FLD - Fisher Linear Discriminant

Let us assume we have sets $D_i$, these represent $c$ classes, each containing $n_i$ elements ($\vert D_i\vert=n_i$). We are trying to reduce the dimensionality of input data vectors $\mathbf{x} \in D_i$ is $d, d=dim(x)$ to dimensionality $c-1$, where we believe the classification will be more straightforward, maybe possible using linear classifier. We want to do the following transformation:


\begin{displaymath}
T:\Re^{d} \rightarrow \Re^{c-1}
\end{displaymath} (3.4)

Fisher's Linear Discriminant is trying to maximize the ratio of scatter between classes to the scatter within classes.
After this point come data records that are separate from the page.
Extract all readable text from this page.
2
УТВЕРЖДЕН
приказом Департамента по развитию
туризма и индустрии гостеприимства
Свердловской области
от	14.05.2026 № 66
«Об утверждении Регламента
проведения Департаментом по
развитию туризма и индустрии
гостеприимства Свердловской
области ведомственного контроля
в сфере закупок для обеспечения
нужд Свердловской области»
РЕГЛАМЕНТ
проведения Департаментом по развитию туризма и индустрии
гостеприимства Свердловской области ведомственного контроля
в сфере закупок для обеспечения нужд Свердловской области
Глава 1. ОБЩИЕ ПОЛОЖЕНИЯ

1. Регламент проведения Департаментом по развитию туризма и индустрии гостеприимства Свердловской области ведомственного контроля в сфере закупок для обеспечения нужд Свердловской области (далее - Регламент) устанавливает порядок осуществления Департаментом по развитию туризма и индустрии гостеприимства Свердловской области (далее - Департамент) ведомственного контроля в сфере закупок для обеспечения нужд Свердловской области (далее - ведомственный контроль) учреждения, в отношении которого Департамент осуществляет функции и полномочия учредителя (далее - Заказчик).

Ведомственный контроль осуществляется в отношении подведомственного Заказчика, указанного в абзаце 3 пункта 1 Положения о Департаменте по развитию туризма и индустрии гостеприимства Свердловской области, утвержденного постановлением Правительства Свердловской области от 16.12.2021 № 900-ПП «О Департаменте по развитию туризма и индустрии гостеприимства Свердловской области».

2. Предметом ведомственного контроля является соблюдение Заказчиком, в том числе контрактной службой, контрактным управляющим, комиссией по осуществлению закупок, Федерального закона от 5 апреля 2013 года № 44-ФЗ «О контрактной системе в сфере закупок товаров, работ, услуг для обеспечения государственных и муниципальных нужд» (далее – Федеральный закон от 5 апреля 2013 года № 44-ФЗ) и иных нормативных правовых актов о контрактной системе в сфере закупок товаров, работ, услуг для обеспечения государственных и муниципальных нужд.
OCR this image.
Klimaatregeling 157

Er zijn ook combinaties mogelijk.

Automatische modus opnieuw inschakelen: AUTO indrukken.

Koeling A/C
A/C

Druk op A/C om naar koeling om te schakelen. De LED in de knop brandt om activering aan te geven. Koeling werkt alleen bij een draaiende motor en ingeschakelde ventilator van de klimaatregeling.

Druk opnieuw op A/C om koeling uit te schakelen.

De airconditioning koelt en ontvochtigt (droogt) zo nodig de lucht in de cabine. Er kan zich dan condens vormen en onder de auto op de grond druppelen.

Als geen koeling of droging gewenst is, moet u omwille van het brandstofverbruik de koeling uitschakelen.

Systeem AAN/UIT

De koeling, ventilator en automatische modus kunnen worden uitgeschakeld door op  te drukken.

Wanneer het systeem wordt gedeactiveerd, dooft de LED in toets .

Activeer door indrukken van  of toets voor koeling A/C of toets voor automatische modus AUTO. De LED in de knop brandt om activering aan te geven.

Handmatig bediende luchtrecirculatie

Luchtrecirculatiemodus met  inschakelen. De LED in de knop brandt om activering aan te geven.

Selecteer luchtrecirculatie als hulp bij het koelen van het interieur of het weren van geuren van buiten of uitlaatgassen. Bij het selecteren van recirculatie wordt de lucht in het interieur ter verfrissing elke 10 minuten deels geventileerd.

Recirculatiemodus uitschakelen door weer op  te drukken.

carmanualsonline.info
Two Classes Classification

First let us illustrate this problem in two classes problem. We can see on figure 3.14 on page [*] that the projection on vector $w_1$ gives us a chance to find some threshold suitable for distinguishing whether a potential test sample belongs to class $D_1$ or $D_2$. This could be possible because the projection of $D_1$ and $D_2$ on $w_1$ results in two separate sets. While on figure 3.15 on page [*] this is not possible because the projected class points from $D_1$ overlap with projected class points from $D_2$. We can see that some projections on vector 1D space are better here and some are worth.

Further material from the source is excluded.